By Lynda V. Mapes
The Seattle Times
When mother orca Tahlequah lost her calf in 2018 and carried its body for 17 days, she moved people around the world who were touched by her loss. Now she has a new calf, a healthy male, born on Sept. 4.
And a new question faces the region about how Washington state could move to protect Tahlequah and give her and other orcas in the endangered J, K and L pods more space and quieter water to help them find fish.
New proposed state whale watch regulations — available for public comment until Nov. 13 — would create the first-ever licensing program for the state’s whale watch industry. It has in most recent years been a growing business, despite the downturn of the state’s most celebrated orcas, the southern residents, which frequent Puget Sound. There are only 74 of them left.
As scientists work to understand why the southern residents, listed as an endangered species in 2005, are declining, three main threats have emerged. Pollution, lack of adequate chinook salmon, the orcas’ preferred food, and disturbance and noise from vessels and boats.
The three threats interact: Noise and disturbance makes it harder for orcas to hunt, because orcas hunt using sound. And when they don’t get enough to eat, they burn their fat, releasing toxics stored there to their blood.

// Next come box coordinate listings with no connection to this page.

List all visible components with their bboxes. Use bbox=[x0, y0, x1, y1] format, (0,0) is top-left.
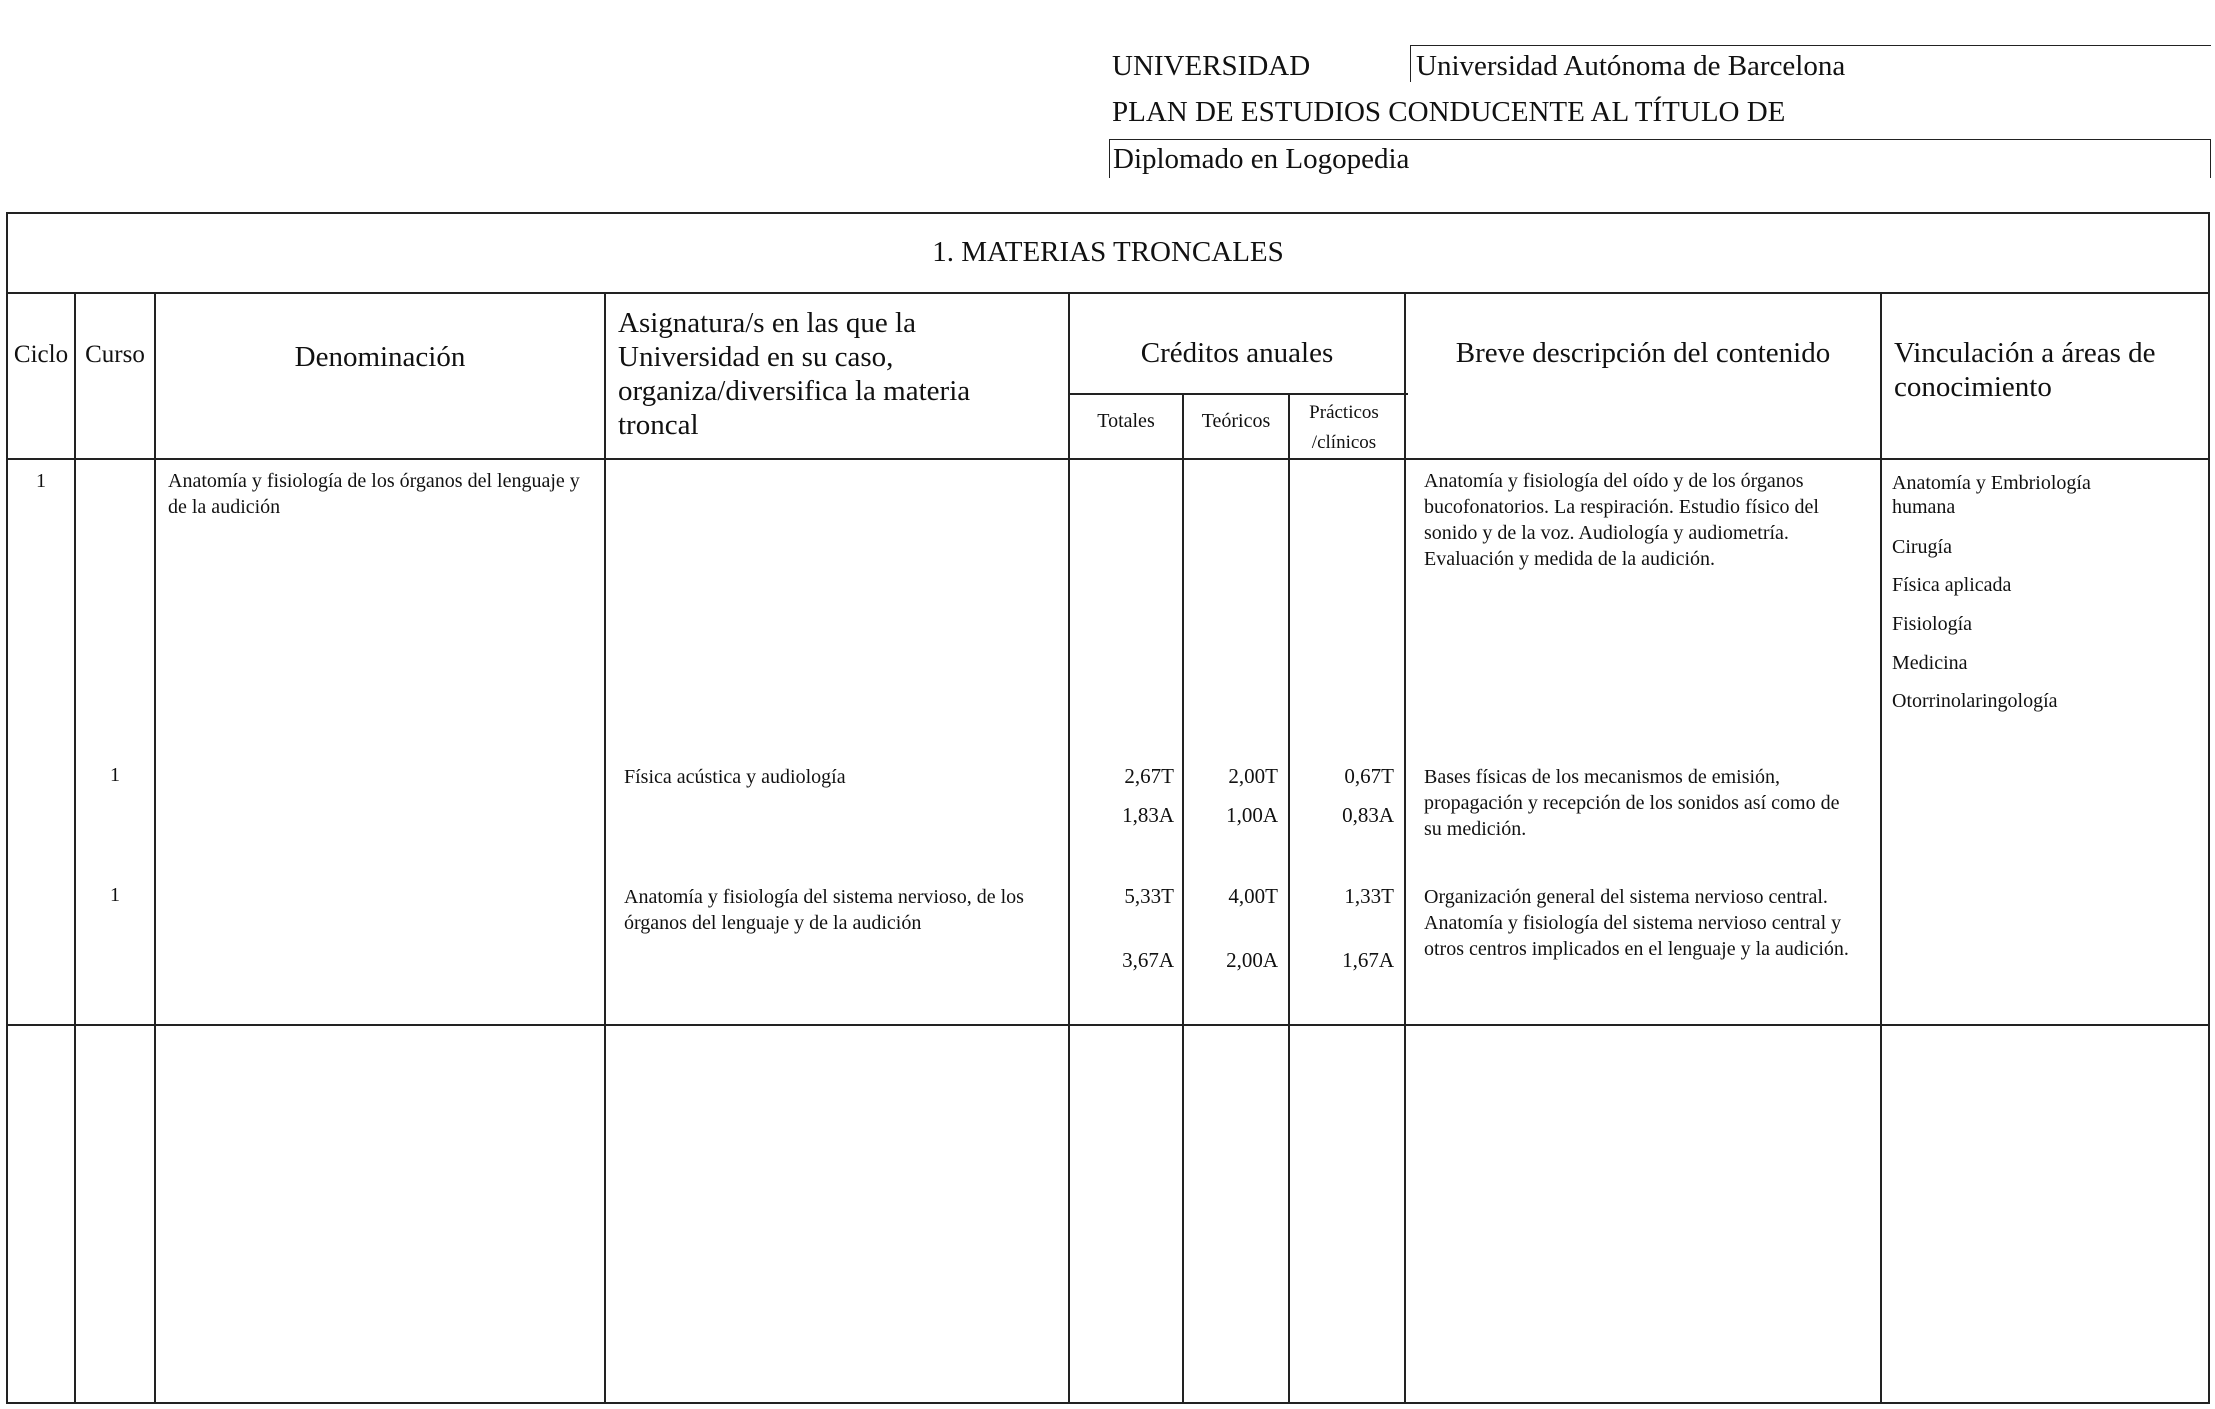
universidad-label: UNIVERSIDAD bbox=[1112, 50, 1311, 82]
totales-value: 1,83A bbox=[1122, 803, 1174, 827]
totales-value: 5,33T bbox=[1124, 884, 1174, 908]
asignatura-descripcion: Organización general del sistema nervioso central. Anatomía y fisiología del sistema nervioso central y otros centros implicados en el lenguaje y la audición. bbox=[1424, 886, 1849, 960]
teoricos-value: 2,00A bbox=[1226, 948, 1278, 972]
area-item: Cirugía bbox=[1892, 536, 1952, 558]
totales-value: 2,67T bbox=[1124, 764, 1174, 788]
area-item: Física aplicada bbox=[1892, 574, 2012, 596]
practicos-value: 0,67T bbox=[1344, 764, 1394, 788]
totales-value: 3,67A bbox=[1122, 948, 1174, 972]
asignatura-curso: 1 bbox=[110, 884, 120, 906]
materias-table bbox=[6, 212, 2210, 1404]
col-practicos: Prácticos /clínicos bbox=[1309, 402, 1379, 453]
col-denominacion: Denominación bbox=[294, 341, 466, 373]
area-item: Otorrinolaringología bbox=[1892, 690, 2058, 712]
plan-label: PLAN DE ESTUDIOS CONDUCENTE AL TÍTULO DE bbox=[1112, 96, 1786, 128]
teoricos-value: 1,00A bbox=[1226, 803, 1278, 827]
col-creditos: Créditos anuales bbox=[1140, 337, 1334, 369]
col-curso: Curso bbox=[85, 341, 145, 368]
col-descripcion: Breve descripción del contenido bbox=[1455, 337, 1831, 369]
asignatura-nombre: Anatomía y fisiología del sistema nervioso, de los órganos del lenguaje y de la audición bbox=[624, 886, 1024, 934]
materia-ciclo: 1 bbox=[36, 470, 46, 492]
col-vinculacion: Vinculación a áreas de conocimiento bbox=[1894, 337, 2156, 403]
titulo-value: Diplomado en Logopedia bbox=[1113, 143, 1410, 175]
area-item: Anatomía y Embriología bbox=[1892, 472, 2091, 494]
col-teoricos: Teóricos bbox=[1201, 410, 1271, 432]
universidad-value: Universidad Autónoma de Barcelona bbox=[1416, 50, 1846, 82]
teoricos-value: 4,00T bbox=[1228, 884, 1278, 908]
practicos-value: 1,33T bbox=[1344, 884, 1394, 908]
teoricos-value: 2,00T bbox=[1228, 764, 1278, 788]
area-item-cont: humana bbox=[1892, 496, 1956, 518]
col-ciclo: Ciclo bbox=[13, 341, 69, 368]
asignatura-nombre: Física acústica y audiología bbox=[624, 766, 846, 788]
practicos-value: 0,83A bbox=[1342, 803, 1394, 827]
col-totales: Totales bbox=[1097, 410, 1155, 432]
asignatura-curso: 1 bbox=[110, 764, 120, 786]
col-asignaturas: Asignatura/s en las que la Universidad en su caso, organiza/diversifica la materia troncal bbox=[618, 307, 971, 441]
materia-descripcion: Anatomía y fisiología del oído y de los órganos bucofonatorios. La respiración. Estudio físico del sonido y de la voz. Audiología y audiometría. Evaluación y medida de la audición. bbox=[1424, 470, 1819, 570]
materia-denominacion: Anatomía y fisiología de los órganos del lenguaje y de la audición bbox=[168, 470, 580, 518]
area-item: Fisiología bbox=[1892, 613, 1973, 635]
asignatura-descripcion: Bases físicas de los mecanismos de emisión, propagación y recepción de los sonidos así como de su medición. bbox=[1424, 766, 1840, 840]
area-item: Medicina bbox=[1892, 652, 1968, 674]
table-title: 1. MATERIAS TRONCALES bbox=[932, 236, 1284, 268]
practicos-value: 1,67A bbox=[1342, 948, 1394, 972]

An orca needs between 18-25 salmon a day depending on the size and activity of the orca. Nursing is the most energetically expensive task of all for the orcas — and right now there are two nursing mothers in J pod.
In a rare photo of mother orca Tahlequah taken by drone just after her calf was born, the tender and vital bond between the two is apparent.
The photos of both new J pod mothers, J35, or Tahlequah, and J41, were taken during a health survey done by scientists Holly Fearnbach, marine mammal research director for SR3, and John Durban, senior scientist at Southall Environmental Associates.
“I think our photos are a beautiful and graphic illustration of the vulnerabilities and hope associated with these new calves,” Fearnbach said in an email. “They deserve and need protections, as do their mothers and family members who now have another mouth to feed.”
Whale watch tour operators have long argued they play a sentinel role on the water, with their presence alerting other boaters to the location of the whales. The tour operators also provide location information to scientists searching for the whales they are seeking to study and document.
Some tour operators have voluntarily decided not to take customers near the southern residents to give them space and peace.
Science has repeatedly shown that disturbance from the boats is disruptive to feeding whales. A report by the Washington State Academy of Sciences Committee on Underwater Acoustics and Disturbance in August 2020 found little evidence for any sentinel role claimed by the industry. And it confirmed noise and disturbance disrupt foraging opportunity.
Slowing boats and decreasing time around whales, as well as increasing distance from whales, are considered the primary means to reduce noise levels.
An economic analysis prepared to inform the rule-making process found that in an average year, most commercial whale watch companies could manage the costs of new rules on watching southern residents presently under consideration.
One reason is tour operators are not financially dependent on viewing southern residents and the industry, estimated to bring in about $10 million a year to San Juan Island tour companies, has remained profitable despite reduction in viewing opportunities over the past 10 years. The whales have been shifting their primary foraging range as chinook runs, particularly to the Fraser River, have declined. Today the southern residents spend far less time in the San Juan Islands, which used to be their summerlong home.
Tour operators already mostly watch more abundant species, including transient, or Bigg’s, killer whales, humpbacks and gray whales.
Bigg’s killer whales eat marine mammals including seals and have plenty to prey upon. The orcas look similar to southern residents and their spectacular marine-mammal takedowns are a hit with tourists.